The positive effects of probiotics on subchondral bone are of interest in the light of previous studies by Li and colleagues who found that, twice-weekly probiotic supplementation of the indigenous microbiota of sex-steroid deficient mice with Lacticaseibacillus rhamnosus provided protection against bone loss, whereas supplementation with a non-probiotic strain of Escherichia coli did not [31]. The same group of investigators reported that butyrate produced by the intestinal microbiota was required for bone formation induced by parathyroid hormone [32]. Others have implicated IGF1 as another factor produced by the microbiota which may enhance bone formation [33].
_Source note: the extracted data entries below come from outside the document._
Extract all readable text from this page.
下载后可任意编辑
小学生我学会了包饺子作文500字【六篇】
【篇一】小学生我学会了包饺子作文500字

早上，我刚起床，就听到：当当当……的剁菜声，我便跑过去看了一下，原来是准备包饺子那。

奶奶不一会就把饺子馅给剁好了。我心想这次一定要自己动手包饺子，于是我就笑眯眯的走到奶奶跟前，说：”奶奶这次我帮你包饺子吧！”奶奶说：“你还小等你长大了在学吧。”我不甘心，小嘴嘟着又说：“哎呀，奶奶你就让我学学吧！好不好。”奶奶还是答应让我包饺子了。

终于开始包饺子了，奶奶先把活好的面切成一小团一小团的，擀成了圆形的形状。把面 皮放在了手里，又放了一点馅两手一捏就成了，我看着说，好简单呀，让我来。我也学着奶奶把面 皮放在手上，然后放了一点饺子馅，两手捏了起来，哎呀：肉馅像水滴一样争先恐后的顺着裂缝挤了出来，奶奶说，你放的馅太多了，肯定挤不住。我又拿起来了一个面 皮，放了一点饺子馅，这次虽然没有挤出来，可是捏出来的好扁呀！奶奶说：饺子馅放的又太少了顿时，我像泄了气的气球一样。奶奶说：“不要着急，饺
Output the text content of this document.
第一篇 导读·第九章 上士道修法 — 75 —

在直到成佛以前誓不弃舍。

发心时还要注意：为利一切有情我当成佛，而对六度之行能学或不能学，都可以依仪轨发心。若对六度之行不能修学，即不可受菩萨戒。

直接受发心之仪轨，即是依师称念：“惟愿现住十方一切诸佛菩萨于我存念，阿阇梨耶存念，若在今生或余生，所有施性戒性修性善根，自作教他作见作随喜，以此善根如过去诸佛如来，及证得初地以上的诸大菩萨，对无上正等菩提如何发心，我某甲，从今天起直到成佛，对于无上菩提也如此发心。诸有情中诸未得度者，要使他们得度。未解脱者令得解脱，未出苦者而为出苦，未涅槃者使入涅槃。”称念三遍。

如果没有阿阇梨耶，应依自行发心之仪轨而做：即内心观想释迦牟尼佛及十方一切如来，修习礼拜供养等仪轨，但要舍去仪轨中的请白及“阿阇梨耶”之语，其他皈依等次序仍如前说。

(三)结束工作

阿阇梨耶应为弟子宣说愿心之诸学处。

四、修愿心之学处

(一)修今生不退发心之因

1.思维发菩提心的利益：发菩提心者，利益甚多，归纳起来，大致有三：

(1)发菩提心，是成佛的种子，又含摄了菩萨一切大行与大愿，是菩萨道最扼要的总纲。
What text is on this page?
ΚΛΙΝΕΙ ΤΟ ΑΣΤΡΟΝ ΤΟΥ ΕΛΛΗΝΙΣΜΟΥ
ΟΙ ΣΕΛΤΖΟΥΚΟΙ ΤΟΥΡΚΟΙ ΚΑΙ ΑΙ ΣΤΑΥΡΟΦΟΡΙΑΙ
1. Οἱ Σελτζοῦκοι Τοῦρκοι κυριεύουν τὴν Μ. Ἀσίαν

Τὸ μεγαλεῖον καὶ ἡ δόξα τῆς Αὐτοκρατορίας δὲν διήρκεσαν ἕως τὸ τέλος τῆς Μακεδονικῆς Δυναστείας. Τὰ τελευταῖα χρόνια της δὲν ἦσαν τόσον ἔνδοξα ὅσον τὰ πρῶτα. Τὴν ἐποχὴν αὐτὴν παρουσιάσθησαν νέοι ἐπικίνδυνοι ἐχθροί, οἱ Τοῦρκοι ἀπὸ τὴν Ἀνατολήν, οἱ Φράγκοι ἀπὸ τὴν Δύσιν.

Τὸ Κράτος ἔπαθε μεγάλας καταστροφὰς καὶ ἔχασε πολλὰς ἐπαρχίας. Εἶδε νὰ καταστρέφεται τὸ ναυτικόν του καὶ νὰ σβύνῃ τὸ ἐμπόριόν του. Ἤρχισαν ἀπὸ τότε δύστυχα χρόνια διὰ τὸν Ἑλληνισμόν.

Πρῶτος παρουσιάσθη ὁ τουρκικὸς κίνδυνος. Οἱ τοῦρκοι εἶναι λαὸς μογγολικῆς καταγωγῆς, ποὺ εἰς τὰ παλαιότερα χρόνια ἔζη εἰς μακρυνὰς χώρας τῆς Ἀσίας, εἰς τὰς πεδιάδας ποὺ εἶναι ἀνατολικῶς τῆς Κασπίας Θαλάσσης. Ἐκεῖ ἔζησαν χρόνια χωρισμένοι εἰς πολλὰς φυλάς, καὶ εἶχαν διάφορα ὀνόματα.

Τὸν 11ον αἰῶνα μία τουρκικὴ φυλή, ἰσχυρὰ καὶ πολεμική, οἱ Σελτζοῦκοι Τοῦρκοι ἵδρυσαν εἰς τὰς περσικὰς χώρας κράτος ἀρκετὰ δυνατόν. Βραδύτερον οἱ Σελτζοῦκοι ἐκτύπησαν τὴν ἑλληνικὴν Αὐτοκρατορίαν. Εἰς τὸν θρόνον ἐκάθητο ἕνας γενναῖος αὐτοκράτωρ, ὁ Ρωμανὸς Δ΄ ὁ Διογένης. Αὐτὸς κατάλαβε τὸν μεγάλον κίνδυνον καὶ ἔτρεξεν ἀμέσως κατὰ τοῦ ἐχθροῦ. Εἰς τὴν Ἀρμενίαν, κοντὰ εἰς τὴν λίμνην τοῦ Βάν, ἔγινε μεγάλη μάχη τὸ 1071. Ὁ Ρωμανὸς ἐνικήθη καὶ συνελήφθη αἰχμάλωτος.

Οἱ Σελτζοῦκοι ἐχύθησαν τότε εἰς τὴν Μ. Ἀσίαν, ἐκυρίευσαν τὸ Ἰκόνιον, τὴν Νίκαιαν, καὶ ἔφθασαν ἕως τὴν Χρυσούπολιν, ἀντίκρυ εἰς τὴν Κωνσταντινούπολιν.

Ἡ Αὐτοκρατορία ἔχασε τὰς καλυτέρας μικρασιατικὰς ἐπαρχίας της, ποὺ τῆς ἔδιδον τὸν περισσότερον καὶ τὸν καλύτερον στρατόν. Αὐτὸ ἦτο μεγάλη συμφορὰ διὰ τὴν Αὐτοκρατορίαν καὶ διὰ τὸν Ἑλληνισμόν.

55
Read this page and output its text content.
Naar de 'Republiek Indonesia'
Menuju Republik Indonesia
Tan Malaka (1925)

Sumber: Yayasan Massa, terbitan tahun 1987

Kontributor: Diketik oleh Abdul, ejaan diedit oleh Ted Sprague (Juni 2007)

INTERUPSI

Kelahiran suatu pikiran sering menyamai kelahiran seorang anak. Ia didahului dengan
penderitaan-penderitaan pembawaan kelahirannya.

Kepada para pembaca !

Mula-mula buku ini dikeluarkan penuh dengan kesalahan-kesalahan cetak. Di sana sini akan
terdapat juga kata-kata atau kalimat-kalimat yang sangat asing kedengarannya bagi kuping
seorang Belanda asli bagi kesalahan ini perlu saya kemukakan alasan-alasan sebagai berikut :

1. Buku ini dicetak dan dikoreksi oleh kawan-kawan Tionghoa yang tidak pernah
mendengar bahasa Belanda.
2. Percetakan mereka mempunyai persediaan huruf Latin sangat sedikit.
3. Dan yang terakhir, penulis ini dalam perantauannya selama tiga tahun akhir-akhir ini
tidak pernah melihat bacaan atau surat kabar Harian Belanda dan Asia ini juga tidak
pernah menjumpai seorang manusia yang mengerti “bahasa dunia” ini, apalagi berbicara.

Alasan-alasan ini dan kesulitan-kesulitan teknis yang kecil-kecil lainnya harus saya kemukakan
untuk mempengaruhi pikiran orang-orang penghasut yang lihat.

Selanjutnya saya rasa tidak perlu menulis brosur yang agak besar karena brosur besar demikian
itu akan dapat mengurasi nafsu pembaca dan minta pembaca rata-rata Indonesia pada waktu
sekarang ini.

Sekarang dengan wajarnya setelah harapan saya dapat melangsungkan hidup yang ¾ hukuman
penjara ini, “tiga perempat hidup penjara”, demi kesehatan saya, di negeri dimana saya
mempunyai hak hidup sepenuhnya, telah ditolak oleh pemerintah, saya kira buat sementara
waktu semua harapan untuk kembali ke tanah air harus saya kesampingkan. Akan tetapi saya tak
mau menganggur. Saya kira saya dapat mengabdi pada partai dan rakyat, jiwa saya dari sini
The molecular mechanisms by which supplementation with the probiotic strains used in this study protected against the development of cartilage damage and modified subchondral bone are at present unclear and more research will be required to explore the pathways responsible. Despite this caveat, the novel findings presented here indicate that probiotics have the potential to exert a disease modifying effect in OA and indicate the need for further studies in preclinical models and clinically to explore the therapeutic potential of this intervention in a disease that currently has no effective treatment options.